Emmanuel, E. (1997).  Whose right to die? America should think again before pressing ahead with the legalization of physician-assisted suicide and voluntary euthanasia. The Atlantic Monthly (279)3, pp. 73-79.

Gunderson, M. & Mayo, D. (2000). Restricting physician-assisted death to the terminally ill. The Hastings Center Report (30)6, p. 17.

Manning, M. (1998). Euthanasia and physician-assisted suicide: Killing or caring? New Jersey: Paulist Press.

Miller, F. & Brod, H. (1995). Professional integrity and physician-assisted death. The Hastings Center Report (25)3, p. 8+.

Oregon.gov (2008, March).

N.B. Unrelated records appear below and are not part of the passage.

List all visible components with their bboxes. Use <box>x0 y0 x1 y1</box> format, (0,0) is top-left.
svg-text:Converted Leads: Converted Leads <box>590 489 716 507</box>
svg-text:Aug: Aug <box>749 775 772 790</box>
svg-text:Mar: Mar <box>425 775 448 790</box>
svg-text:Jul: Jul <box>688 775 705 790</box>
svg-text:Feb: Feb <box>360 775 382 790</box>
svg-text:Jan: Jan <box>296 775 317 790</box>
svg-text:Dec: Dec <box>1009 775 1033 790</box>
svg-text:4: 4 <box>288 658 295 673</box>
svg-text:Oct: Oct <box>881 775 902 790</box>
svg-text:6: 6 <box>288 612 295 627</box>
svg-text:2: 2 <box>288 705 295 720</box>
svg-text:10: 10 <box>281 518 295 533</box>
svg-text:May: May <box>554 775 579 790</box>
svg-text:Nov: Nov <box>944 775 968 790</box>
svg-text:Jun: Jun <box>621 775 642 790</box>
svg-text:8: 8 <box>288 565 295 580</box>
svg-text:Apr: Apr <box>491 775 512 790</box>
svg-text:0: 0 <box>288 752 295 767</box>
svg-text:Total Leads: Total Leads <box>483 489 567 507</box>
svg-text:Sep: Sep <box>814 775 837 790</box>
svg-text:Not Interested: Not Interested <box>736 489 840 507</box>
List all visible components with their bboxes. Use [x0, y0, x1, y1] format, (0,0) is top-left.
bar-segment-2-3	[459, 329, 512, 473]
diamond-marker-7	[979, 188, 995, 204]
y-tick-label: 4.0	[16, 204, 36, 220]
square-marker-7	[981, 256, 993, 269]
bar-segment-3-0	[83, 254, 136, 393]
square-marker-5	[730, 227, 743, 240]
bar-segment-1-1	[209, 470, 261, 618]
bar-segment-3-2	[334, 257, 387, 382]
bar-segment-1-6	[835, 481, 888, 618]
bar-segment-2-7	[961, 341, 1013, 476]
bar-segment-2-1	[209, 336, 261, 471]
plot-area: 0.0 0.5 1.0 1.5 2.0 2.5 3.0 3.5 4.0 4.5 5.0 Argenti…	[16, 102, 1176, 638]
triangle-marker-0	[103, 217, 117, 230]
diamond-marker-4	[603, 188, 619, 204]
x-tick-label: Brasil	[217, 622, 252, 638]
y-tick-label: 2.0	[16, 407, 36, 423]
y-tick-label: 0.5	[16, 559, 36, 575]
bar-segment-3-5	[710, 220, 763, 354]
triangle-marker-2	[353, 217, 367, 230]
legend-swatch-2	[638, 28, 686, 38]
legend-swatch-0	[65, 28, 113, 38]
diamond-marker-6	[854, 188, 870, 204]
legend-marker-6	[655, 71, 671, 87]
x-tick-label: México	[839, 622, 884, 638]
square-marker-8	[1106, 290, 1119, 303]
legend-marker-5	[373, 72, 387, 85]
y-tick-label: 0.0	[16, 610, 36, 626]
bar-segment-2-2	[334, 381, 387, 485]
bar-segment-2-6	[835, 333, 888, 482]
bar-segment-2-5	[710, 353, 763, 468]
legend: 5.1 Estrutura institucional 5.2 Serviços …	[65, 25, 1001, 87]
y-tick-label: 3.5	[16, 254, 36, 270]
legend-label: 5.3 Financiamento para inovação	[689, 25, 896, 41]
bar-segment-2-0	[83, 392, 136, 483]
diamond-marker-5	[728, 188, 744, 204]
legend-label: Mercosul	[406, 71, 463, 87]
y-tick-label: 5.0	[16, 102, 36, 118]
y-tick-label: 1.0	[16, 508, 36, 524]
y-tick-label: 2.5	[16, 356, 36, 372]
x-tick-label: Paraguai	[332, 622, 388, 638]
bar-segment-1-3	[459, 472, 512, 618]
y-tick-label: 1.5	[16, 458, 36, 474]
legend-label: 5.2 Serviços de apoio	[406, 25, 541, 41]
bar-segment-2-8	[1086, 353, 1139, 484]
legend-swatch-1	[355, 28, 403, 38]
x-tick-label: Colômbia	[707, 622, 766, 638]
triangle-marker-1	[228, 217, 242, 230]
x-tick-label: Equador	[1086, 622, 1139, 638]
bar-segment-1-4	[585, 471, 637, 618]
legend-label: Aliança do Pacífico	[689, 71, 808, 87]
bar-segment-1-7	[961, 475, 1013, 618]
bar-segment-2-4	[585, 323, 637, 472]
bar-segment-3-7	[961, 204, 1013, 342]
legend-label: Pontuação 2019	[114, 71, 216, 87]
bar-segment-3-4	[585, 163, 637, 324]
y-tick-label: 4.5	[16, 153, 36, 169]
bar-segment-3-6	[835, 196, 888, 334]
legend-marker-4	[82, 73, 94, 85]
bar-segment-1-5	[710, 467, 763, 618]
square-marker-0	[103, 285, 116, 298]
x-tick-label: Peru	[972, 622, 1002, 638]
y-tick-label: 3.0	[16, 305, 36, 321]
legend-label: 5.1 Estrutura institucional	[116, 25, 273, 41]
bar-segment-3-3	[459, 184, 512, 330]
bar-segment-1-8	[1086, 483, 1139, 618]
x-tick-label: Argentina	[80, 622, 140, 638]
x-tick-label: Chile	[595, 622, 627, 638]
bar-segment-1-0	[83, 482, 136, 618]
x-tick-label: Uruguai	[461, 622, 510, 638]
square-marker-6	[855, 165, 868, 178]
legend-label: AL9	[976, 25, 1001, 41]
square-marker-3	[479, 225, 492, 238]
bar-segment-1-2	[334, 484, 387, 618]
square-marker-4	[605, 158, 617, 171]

Summary of Oregon’s Death with Dignity Act – 2007. Retrieved on April 26, 2008, from http://www.oregon.gov/DHS/ph/pas/ar-index.shtml.

Oregon.gov (2006, March). Death with Dignity Act History. Retrieved on April 26, 2008, from http://www.oregon.gov/DHS/ph/pas/ar-index.shtml

Oregon.gov (2006, March). Death with Dignity Act Requirement. Retrieved on April 26, 2008, from http://www.oregon.gov/DHS/ph/pas/ar-index.shtml.

Palmer, L. (2000). Endings and beginnings: Law, medicine, and society in assisted life and death. Westport, CT: Praeger Publishers.